In the lab of Dr. Jeroen Roose, Dr. Vercoulen has established a solid cell-line based system to test the effect of point-mutations on RasGRP1 function and downstream signaling. Using this system, she established that several SNP’s (single nucleotide polymorphisms) from public databases caused changes in RasGRP1 activity. Both mutations in the RasGRP1 protein, as well as point-mutations in enhancer regions that regulate RasGRP1 expression (in collaboration with Dr. Alexander Marson, UCSF) affected RasGRP1 expression and/or function. Dr. Vercoulen collaborated with structural biologists in the lab of Dr. John Kuriyan (UC Berkeley), and based on the effects by the protein point-mutations, established how RasGRP1 transforms from an inactive autoinhibited state (structure published in Iwig, Vercoulen et al., eLife 2013) to an active state. Furthermore, they established which cellular and structural mechanisms are responsible for this transition (manuscript submitted for publication). Furthermore, Dr Vercoulen, in collaboration with Dr. Limnander, Myers and Hartzell in the Roose lab, elucidated how a single allelic mutation can still result in decreased RasGRP1 function, in vitro and in vivo (manuscript in preparation). In the University Medical Center Utrecht, the Netherlands, Dr. Vercoulen continued her studies in the lab of Prof. Prakken and Dr. van Wijk. Here, she collected patient samples from patients with an autoimmune disease: Juvenile Idiopathic Arthritis. Dr. Vercoulen discovered that the patients with active disease display aberrant RasGRP1 expression levels, and that this can be regulated by the RasGRP1 enhancer regions (Manuscript in preparation). Notably, Dr. Vercoulen has initiated in another collaboration with Dr. Lindsey Criswell at UCSF, the screening for patients with SLE that have the SNP causing RasGRP1 hyperactivity (ongoing).

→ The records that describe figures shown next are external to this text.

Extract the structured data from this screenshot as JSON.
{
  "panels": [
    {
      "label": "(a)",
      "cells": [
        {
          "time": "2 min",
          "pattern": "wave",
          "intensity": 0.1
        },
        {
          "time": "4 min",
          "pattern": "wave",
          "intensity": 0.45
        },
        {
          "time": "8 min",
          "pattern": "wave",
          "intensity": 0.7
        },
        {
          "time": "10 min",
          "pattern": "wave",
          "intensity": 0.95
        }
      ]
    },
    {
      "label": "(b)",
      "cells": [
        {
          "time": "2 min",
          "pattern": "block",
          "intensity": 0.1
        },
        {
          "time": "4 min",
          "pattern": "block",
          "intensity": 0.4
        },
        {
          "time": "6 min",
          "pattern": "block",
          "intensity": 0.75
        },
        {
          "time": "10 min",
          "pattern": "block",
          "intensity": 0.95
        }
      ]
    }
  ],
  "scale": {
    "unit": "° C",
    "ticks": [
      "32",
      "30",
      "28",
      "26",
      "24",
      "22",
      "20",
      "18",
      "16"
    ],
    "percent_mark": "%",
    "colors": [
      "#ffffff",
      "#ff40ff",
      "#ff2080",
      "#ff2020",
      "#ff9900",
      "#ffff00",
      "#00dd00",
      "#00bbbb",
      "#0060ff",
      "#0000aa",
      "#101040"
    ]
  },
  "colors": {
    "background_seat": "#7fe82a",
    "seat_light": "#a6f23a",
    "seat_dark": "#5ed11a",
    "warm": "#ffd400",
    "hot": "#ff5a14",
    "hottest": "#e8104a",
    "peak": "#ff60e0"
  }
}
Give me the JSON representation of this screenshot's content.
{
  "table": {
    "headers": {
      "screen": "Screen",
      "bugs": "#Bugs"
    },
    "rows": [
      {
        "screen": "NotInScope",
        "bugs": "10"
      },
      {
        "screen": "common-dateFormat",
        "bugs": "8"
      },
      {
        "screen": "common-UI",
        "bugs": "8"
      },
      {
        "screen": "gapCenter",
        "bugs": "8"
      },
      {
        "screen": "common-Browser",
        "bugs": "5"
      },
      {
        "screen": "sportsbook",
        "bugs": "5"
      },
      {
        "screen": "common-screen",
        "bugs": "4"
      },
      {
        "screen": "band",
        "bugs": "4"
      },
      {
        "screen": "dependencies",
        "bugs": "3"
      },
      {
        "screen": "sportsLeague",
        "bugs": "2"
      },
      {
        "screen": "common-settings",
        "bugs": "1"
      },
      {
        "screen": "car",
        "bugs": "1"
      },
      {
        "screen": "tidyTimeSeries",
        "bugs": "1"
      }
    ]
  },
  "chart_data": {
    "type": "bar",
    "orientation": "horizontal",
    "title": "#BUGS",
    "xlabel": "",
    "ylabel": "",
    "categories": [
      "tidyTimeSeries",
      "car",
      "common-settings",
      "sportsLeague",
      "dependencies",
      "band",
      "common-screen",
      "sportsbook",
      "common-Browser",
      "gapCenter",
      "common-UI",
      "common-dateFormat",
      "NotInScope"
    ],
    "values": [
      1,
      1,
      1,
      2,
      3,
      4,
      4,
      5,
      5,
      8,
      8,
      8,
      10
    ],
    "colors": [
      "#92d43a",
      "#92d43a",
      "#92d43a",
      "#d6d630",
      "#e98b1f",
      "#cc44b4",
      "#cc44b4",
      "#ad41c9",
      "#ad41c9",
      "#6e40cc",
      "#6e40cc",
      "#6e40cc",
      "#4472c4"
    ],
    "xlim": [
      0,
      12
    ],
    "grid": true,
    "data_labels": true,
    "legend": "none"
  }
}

The results of this project lead to a profound understanding of how RasGRP1 activity and expression are regulated, and that this is aberrant in patients with autoimmune disease. Therefore, in the future, this work will aid to provide targeted therapies (precision medicine) to these patients. Furthermore, the structure-function studies of RasGRP1 transition from inactive to active state can provide required information for future development of small-molecule inhibitors. Since aberrant RasGRP1 signaling and expression are also relevant in patients with T-ALL, and in murine models for colorectal cancer, these findings are not only relevant to inflammatory/autoimmune disease, but also to cancers.